I am so sorry for being at war with our body more often than I have ever been at peace.
I am so sorry for refusing opportunities out of shame for how we looked.
While the road to recovery is a long one, we can celebrate the fact that this road is no longer paved with extremes.
We eat food without labeling it as healthy or unhealthy.
We eat because our body deserves it.
We exercise out of enjoyment rather than punishment.
Of course, there are days when our eating disorder voice is especially critical, demanding and loud. It is extremely tough work to reframe the way the mind naturally wants to gravitate towards negative statements. We are still learning that love and worth don’t come from how much we weigh, what our body looks like, and how our body can perform.
When thinking of all the reasons why you are valuable it never comes back to whether you have abs and can do a pull-up. When thinking of the reasons why you are valuable, I think of your loyalty and the way you show up for others. I think of your kindness, humor, and the way you wear your heart on your sleeve. I think of your intentions with life and the desire you have to be the change.
Most importantly, I remind you that your body is the least interesting thing about you.
Love,
Kels.”
Two years later and I am still healing.
In those two years I have gone back to therapy, worked with a Registered Dietitian Nutritionist (RDN) and Certified Eating Disorder Specialist (CEDS) *shout out Nikki Estep with Mindful Eats!*, participated in a peer support group, read several books, made progress, and struggled.
As a therapist, I often remind clients that healing isn’t linear. Through my own experience I understand that this is one of the hardest concepts to wrap the brain around especially when relief is deeply desired. I remember having several sessions with my dietitian where I asked if it would feel this difficult forever. I have experienced the up’s and down’s, regressions, and plateaus and I will continue to experience these on my journey to body acceptance.
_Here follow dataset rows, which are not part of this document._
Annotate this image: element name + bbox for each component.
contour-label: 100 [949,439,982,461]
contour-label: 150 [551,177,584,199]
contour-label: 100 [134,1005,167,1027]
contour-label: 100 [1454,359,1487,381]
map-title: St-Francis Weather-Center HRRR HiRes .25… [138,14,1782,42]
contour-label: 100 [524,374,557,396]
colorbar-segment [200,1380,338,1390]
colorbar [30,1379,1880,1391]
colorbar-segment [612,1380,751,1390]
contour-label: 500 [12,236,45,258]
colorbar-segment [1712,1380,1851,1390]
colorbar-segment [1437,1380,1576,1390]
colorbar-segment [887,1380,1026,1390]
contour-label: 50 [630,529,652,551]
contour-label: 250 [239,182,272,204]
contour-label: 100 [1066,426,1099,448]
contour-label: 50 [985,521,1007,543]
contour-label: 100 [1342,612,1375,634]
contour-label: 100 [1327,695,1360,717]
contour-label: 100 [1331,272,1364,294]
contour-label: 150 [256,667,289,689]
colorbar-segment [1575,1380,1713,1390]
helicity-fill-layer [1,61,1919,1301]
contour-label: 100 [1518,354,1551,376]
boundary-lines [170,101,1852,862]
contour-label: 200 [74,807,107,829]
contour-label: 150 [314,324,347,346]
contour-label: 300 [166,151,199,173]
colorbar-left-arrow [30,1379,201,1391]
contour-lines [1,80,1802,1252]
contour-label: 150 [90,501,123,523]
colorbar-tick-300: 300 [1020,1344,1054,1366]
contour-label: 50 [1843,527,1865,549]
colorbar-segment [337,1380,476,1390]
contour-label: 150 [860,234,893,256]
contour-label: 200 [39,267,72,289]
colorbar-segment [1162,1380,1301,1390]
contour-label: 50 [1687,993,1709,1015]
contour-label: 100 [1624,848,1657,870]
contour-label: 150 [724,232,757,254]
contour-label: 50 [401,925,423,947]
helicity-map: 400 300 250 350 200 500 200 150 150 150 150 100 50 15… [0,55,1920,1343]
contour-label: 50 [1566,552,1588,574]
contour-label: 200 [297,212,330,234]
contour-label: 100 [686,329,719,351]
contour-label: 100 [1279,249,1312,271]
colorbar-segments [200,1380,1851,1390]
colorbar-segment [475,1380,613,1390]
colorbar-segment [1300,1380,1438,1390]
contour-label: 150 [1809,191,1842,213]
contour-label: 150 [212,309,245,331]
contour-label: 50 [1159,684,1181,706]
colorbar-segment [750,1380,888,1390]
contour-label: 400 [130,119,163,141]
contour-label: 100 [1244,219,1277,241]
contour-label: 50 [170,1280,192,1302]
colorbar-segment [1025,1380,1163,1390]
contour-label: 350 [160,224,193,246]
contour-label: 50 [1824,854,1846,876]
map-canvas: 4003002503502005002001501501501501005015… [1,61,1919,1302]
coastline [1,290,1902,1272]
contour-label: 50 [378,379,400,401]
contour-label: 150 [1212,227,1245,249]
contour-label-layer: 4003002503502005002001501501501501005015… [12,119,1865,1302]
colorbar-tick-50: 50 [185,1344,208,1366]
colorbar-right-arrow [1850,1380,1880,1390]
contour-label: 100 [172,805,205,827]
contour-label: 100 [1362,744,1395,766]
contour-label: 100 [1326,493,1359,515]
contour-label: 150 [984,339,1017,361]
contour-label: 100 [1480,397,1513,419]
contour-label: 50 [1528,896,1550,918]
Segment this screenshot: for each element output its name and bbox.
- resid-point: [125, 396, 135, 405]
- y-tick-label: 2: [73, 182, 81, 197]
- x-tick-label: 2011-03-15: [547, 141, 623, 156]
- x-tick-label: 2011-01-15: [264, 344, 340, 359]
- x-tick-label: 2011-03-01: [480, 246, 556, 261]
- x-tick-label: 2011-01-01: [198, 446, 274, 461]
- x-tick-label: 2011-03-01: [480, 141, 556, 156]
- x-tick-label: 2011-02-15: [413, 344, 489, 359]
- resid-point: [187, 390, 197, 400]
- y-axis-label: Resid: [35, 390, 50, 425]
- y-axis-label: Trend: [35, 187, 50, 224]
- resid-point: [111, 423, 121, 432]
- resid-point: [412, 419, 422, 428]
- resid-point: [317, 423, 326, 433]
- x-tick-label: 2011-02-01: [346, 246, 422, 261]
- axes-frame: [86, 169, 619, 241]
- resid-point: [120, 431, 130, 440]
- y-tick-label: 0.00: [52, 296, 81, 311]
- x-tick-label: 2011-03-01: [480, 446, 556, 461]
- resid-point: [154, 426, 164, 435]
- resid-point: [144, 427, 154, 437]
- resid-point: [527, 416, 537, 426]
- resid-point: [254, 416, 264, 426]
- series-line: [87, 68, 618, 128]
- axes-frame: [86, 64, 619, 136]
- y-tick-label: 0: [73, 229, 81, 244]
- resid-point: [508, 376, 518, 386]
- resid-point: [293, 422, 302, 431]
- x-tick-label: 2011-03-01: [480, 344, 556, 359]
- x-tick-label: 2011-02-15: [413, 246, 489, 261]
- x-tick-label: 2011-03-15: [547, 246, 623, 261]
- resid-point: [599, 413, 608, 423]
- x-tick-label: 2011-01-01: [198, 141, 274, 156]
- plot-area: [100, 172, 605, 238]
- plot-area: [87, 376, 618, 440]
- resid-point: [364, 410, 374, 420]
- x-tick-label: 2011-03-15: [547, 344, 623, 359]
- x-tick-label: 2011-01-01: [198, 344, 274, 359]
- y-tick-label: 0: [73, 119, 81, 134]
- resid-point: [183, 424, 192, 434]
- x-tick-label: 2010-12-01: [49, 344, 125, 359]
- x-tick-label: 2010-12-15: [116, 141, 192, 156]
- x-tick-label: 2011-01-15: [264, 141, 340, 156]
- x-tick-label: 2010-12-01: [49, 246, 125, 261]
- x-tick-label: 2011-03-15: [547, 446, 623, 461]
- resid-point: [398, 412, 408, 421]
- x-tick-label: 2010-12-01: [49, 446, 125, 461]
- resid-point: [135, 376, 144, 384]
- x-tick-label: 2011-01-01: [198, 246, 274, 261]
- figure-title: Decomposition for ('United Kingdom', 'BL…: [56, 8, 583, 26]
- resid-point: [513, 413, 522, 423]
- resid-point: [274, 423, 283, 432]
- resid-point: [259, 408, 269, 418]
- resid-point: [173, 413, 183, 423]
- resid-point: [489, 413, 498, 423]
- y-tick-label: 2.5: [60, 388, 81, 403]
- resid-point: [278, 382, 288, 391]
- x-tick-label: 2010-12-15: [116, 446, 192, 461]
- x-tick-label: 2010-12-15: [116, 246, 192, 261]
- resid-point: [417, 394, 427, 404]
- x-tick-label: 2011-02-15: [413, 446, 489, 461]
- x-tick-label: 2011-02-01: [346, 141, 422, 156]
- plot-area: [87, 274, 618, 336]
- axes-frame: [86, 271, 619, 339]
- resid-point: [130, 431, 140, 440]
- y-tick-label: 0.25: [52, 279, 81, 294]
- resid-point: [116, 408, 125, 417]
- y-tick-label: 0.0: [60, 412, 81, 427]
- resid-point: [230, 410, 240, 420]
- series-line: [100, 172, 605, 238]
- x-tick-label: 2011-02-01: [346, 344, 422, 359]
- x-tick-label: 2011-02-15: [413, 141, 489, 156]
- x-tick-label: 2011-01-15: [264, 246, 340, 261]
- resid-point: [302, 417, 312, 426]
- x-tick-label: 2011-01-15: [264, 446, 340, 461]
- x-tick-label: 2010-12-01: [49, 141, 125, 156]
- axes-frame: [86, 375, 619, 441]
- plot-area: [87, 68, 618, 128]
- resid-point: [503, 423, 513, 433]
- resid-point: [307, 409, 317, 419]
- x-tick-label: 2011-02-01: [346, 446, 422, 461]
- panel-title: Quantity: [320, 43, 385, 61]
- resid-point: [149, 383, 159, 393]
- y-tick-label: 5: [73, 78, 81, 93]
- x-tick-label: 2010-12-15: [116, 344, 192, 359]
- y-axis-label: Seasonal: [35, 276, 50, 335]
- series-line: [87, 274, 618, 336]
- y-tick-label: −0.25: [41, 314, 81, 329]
There are days when my body is my best friend.
There are days when my body is my worst enemy.
There are days when I’m proud of my body.
There are days when I try to hide, isolate, and shame my body.
There are days when I can speak to my body kindly.
There are days when I am extremely judgmental, critical and mean.
There are days when I honor what my body needs.
There are days when the needs of my body are ignored because shame is so loud.
There are days when I recognize that my body is just a body and she’s a good body.
There are days when I try to conform and hate my body into an idolized standard.
I have learned that allowing my body to exist in its current state feels scary. To remind myself that my body is the least interesting thing about me in a society that deeply values appearance, being small and looking youthful is trivial.
BUT.
My body is what she’s been through and she’s been through a lot. She deserves to be seen no matter the size and every day I try to be her friend.
One day there may be total acceptance and unwavering love. Until then I continue to take it one day at a time.
Eating disorders can be isolating and lonely. It is a battle that we often feel needs to be fought individually, however, I encourage you to seek out help. There are therapists, nutritionists as well as family or friends who will hold that space for you. You deserve to take up space and heal. You deserve to have someone walk alongside you and provide hope during periods when it feels hopeless. Let’s take this one day at a time, together.
Below are some resources that I would recommend:
National Eating Disorders Association list of collaborators and resources.
Screening Tool from NEDA
Research on Body Image from NEDA
Parent ToolKit from NEDA
Body Acceptance Affirmation from NEDA
Tips for Media Self-Care from NEDA
Wisdom of Your Body by Hillary L. McBride, PhD.
Reclaiming Body Trust: A Path to Healing & Liberation by Hilary Kinavey, MS LPC and Dana Sturtevant, MS RD.
More Than A Body: Your Body Is an Instrument, Not an Ornament by Lexie Kite and Lindsay Kite.
The Way You Are > The Way You Look from The Breakdown Podcast with Josie Balka.